Healthcare must become better at bridging the gap between those in clinical care and those who are designing artificial intelligence (AI) systems if AI's full transformative potential is to be reached.
That was the verdict from an illustrious panel of global digital health leaders at the sixth Asia Pacific HIMSS-Elsevier Digital Healthcare Awards, held earlier this month in Brisbane, as part of HIMSS AsiaPac18.
HIMSS Analytics Global Vice-President John Daniels said living in the age of AI promises limitless potential benefits if we are able to transform vast pools of data into useful knowledge and insights.
Elsevier Product and Partnership Director Tim Morris said collecting that data was no longer a challenge – instead, the two key challenges are now structuring and analysing that data to provide valuable information, and creating systems that provide information in useful ways.
"It's not just about the digital interaction; it's about providing information at the right time and the right place for someone within their workflow and augmenting what they are doing, rather than trying to take it away with a ‘black box’,” he said.
Royal Children's Hospital Chief Medical Information Officer, Professor Mike South, said he was not the slightest bit anxious about being replaced by an AI-driven machine.
"There are plenty of things for us to do, but there are plenty of things that machines or algorithms can do very effectively," he said.
"If you just think about diabetes monitoring in hospitals, we have nurses measuring blood-sugar levels. If we had those nurses ringing the doctor with every result, we would need teams of doctors just answering the phones and saying, 'Give five units of insulin, etc.' in response to that.
"But we don't, because we worked out an algorithm that we put up on a wall and that the nurse refers to. That sort of high-volume, low-value stuff doesn't need a doctor's input. Let's automate all of these things and let's preserve doctors' skill for things that we really need."
However, South said for this to happen, there needs to be more dialogue between patients and clinicians on the ground and those designing AI systems.
"These things are currently operating in two worlds. I hear people who are not connected to clinical care talking about AI, and people in clinical completely confused about what it is. We need people who can bridge that translational gap,” he said.
Morris said one of the most promising imminent applications of AI in clinical care is around early diagnosis, a point echoed by South.
"People sit on a waiting list for months and then, when they have a hospital appointment, we ask them questions that could've been asked right at the beginning, that might have contained red flags for some serious problem," he said.
"We need much smarter ways to manage the huge demand."
Morris said a partnership Elsevier has in Germany holds exactly this sort of promise.
"We have access to around five million anonymised records in a database, which goes from early childhood to elderly.

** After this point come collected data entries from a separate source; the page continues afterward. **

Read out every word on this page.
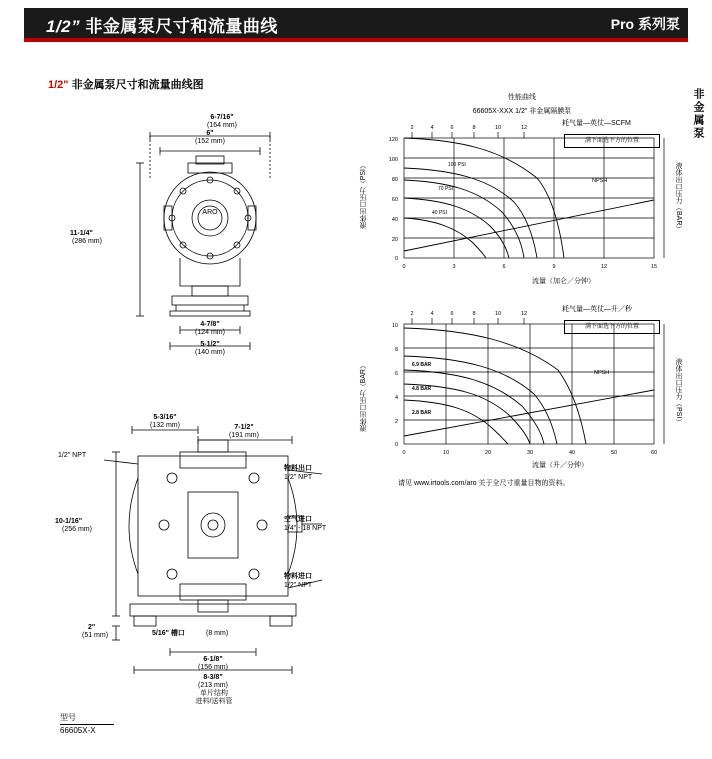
1/2” 非金属泵尺寸和流量曲线	Pro 系列泵
1/2" 非金属泵尺寸和流量曲线图
非金属泵
ARO
6-7/16"
(164 mm)
6"
(152 mm)
11-1/4"
(286 mm)
4-7/8"
(124 mm)
5-1/2"
(140 mm)
5-3/16"
(132 mm)	7-1/2"
(191 mm)
10-1/16"
(256 mm)
2"
(51 mm)
6-1/8"
(156 mm)
8-3/8"
(213 mm)
5/16" 槽口	(8 mm)
1/2" NPT
物料出口
1/2" NPT
空气进口
1/4" - 18 NPT
物料进口
1/2" NPT
单片结构
进料/送料管
性能曲线
66605X-XXX 1/2" 非金属隔膜泵
耗气量—英仗—SCFM
满下面选下方的位置
120
100
80
60
40
20
0
0	3	6	9	12	15
2	4	6	8	10	12
100 PSI
70 PSI
40 PSI
NPSH
液体出口压力（PSI）
流量（加仑／分钟）
液体出口压力（BAR）
耗气量—英仗—升／秒
满下面选下方的位置
10
8
6
4
2
0
0	10	20	30	40	50	60
2	4	6	8	10	12
6.9 BAR
4.8 BAR
2.8 BAR
NPSH
液体出口压力（BAR）
流量（升／分钟）
液体出口压力（PSI）
请见 www.irtools.com/aro 关于全尺寸重量目物的资料。
型号
66605X-X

We have blood values, we have their diagnoses, their outcomes and information," he said.
"We're using machine learning to understand the disease trajectory within the population base and starting to understand the early identification and the differential diagnoses on what can be achieved.”
But there are gaps that still exists between the data that is available and the production of AI tools.
“It starts with data, with really good machine learning and understanding disease trajectory within that dataset, and then building out the tools later,” he said.
“I go to countries where they want to implement AI, but when we ask them where they are on their journeys in implementing hospital systems, they say they haven’t even got an EMR. So, there is that ‘we need to run before we can walk’ scenario.
“[At Elsevier], we believe in the basics, delivering systems that can actually make a difference. [For example], if you discover that you need to change the dosage of a drug for certain people, how do you implement that as a procedure within your hospital?
“The most simple way would be to implement an order set, which is evidence-based. You don’t need massive AI to do that, you just need basic EMRs,” he said.